New Brazilian restaurant aims to create a home for 'forgotten' neighbourhood in Toronto

Opening a new Brazilian restaurant in a Toronto neighbourhood where locals have felt “forgotten” was about creating a home for customers seeking one, the owner says.
“I've had people come in and cry. The day of our opening, there was a guy that came in and he told me, ‘I've been here for 12 years, I cannot afford going home for 12 years,” Thais Ferreira, owner of Girl from Ipanema, told CTV News Toronto.
“You have a very typical Brazilian bread, which we were able to reproduce, and he said, ‘For me, having this it's like winning the lottery. I can literally miss home a little bit less now.’”
Ferreira grew up in Toronto, but if someone stopped her on the street and asked where she was from, she would say Brazil.
“It’s my identity,” she said.
That heritage comes from her Brazilian parents who now serve sugar cane juice and fry croquettes at the restaurant. “It’s a family business,” she said.

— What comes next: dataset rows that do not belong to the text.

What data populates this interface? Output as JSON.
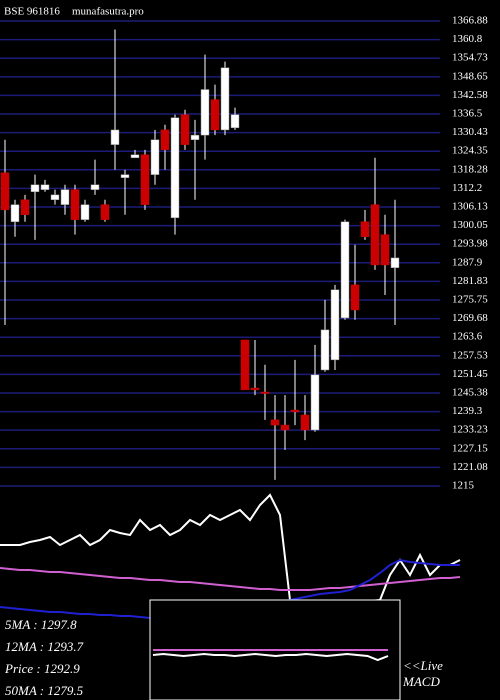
{
  "chart_data": [
    {
      "type": "candlestick",
      "title": "BSE 961816",
      "source": "munafasutra.pro",
      "open": [
        1317.3,
        1301.3,
        1308.5,
        1311.1,
        1311.8,
        1308.5,
        1306.9,
        1311.8,
        1302.0,
        1311.8,
        1306.9,
        1326.5,
        1315.7,
        1322.2,
        1323.2,
        1316.7,
        1331.3,
        1302.6,
        1336.3,
        1328.1,
        1329.6,
        1341.2,
        1331.3,
        1332.0,
        1262.7,
        1247.0,
        1245.7,
        1236.6,
        1234.9,
        1239.8,
        1238.2,
        1233.3,
        1252.9,
        1256.2,
        1269.9,
        1280.7,
        1301.3,
        1306.9,
        1297.1,
        1286.3
      ],
      "high": [
        1328.1,
        1308.5,
        1310.1,
        1316.7,
        1315.0,
        1311.8,
        1313.4,
        1313.4,
        1308.5,
        1321.6,
        1308.5,
        1364.1,
        1318.3,
        1324.8,
        1324.8,
        1331.3,
        1333.0,
        1336.3,
        1337.9,
        1334.6,
        1355.9,
        1346.1,
        1353.6,
        1338.6,
        1262.7,
        1262.7,
        1254.6,
        1244.7,
        1244.7,
        1256.2,
        1244.7,
        1261.1,
        1275.8,
        1280.7,
        1302.0,
        1293.8,
        1305.2,
        1322.2,
        1303.6,
        1308.5
      ],
      "low": [
        1267.6,
        1296.4,
        1301.3,
        1295.4,
        1311.1,
        1306.9,
        1303.6,
        1297.1,
        1301.3,
        1310.1,
        1301.3,
        1318.3,
        1303.6,
        1322.2,
        1305.2,
        1313.4,
        1318.3,
        1297.1,
        1324.8,
        1308.5,
        1321.6,
        1329.6,
        1329.6,
        1331.3,
        1246.4,
        1244.7,
        1236.6,
        1217.0,
        1226.8,
        1234.9,
        1230.0,
        1232.7,
        1252.3,
        1252.9,
        1269.3,
        1269.3,
        1295.4,
        1285.6,
        1277.4,
        1267.6
      ],
      "close": [
        1305.2,
        1306.9,
        1303.6,
        1313.4,
        1313.4,
        1310.1,
        1311.8,
        1302.0,
        1306.9,
        1313.4,
        1302.0,
        1331.3,
        1316.7,
        1323.2,
        1306.9,
        1328.1,
        1324.8,
        1335.3,
        1326.5,
        1329.6,
        1344.5,
        1331.3,
        1351.6,
        1336.3,
        1246.4,
        1246.4,
        1245.4,
        1234.9,
        1233.3,
        1239.2,
        1233.3,
        1251.3,
        1266.0,
        1279.1,
        1301.3,
        1272.5,
        1296.4,
        1287.2,
        1287.2,
        1289.5
      ],
      "ylim": [
        1215,
        1366.88
      ],
      "yticks": [
        1366.88,
        1360.8,
        1354.73,
        1348.65,
        1342.58,
        1336.5,
        1330.43,
        1324.35,
        1318.28,
        1312.2,
        1306.13,
        1300.05,
        1293.98,
        1287.9,
        1281.83,
        1275.75,
        1269.68,
        1263.6,
        1257.53,
        1251.45,
        1245.38,
        1239.3,
        1233.23,
        1227.15,
        1221.08,
        1215
      ],
      "grid": true,
      "grid_color": "#1c1c78",
      "up_color": "#ffffff",
      "down_color": "#cc0000"
    },
    {
      "type": "line",
      "ylim": [
        0,
        210
      ],
      "series": [
        {
          "color": "#ffffff",
          "values": [
            155,
            155,
            155,
            158,
            160,
            163,
            155,
            160,
            165,
            155,
            160,
            170,
            167,
            165,
            180,
            170,
            175,
            165,
            170,
            180,
            175,
            185,
            180,
            185,
            190,
            180,
            195,
            205,
            185,
            100,
            95,
            95,
            95,
            96,
            97,
            97,
            98,
            99,
            100,
            125,
            140,
            125,
            145,
            125,
            135,
            135,
            140
          ]
        },
        {
          "color": "#d060d0",
          "values": [
            132,
            131,
            130,
            130,
            129,
            128,
            128,
            127,
            126,
            125,
            124,
            123,
            122,
            122,
            121,
            120,
            120,
            119,
            118,
            118,
            117,
            116,
            115,
            114,
            113,
            112,
            111,
            111,
            110,
            110,
            110,
            110,
            111,
            112,
            112,
            113,
            114,
            115,
            116,
            117,
            118,
            119,
            120,
            121,
            122,
            122,
            123
          ]
        },
        {
          "color": "#2020d0",
          "values": [
            93,
            92,
            91,
            90,
            89,
            88,
            88,
            87,
            86,
            86,
            85,
            85,
            84,
            84,
            83,
            82,
            82,
            81,
            81,
            80,
            80,
            80,
            81,
            82,
            84,
            86,
            88,
            90,
            95,
            100,
            102,
            104,
            106,
            107,
            108,
            110,
            115,
            120,
            127,
            135,
            140,
            138,
            137,
            136,
            135,
            135,
            135
          ]
        }
      ]
    },
    {
      "type": "macd",
      "ylim": [
        0,
        100
      ],
      "label_lines": [
        "<<Live",
        "MACD"
      ],
      "series": [
        {
          "color": "#d060d0",
          "values": [
            50,
            50,
            50,
            50,
            50,
            50,
            50,
            50,
            50,
            50,
            50,
            50,
            50,
            50,
            50,
            50,
            50,
            50,
            50,
            50,
            50,
            50,
            50,
            50
          ]
        },
        {
          "color": "#ffffff",
          "values": [
            45,
            46,
            45,
            44,
            45,
            46,
            45,
            45,
            44,
            45,
            46,
            45,
            44,
            45,
            45,
            46,
            45,
            44,
            45,
            46,
            45,
            44,
            40,
            44
          ]
        }
      ]
    }
  ],
  "indicators": [
    "5MA : 1297.8",
    "12MA : 1293.7",
    "Price : 1292.9",
    "50MA : 1279.5"
  ]
}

For 14 years she has lived in the Dufferin Street and Eglinton Avenue area and knows first hand that it can be difficult to find a meal that’s walkable, she said.
Ferreira said customers have come in and told her that up until this point, they felt like the neighbourhood was “forgotten.”
“The neighboorhood needed this,” she added.

“It gives you a totally different taste, right? When you make something like you find at McDonald's and then you go into grandmother's house, it’s going to be different,”she said.
In the sweets section, that sentiment carries through from the homemade caramel foam they top their Rio cappuccino with to the brigadeiro and in-house berry jam that laces their vanilla cake.

“Now more than ever, I have a sense of belonging. For me, it’s a breakthrough.”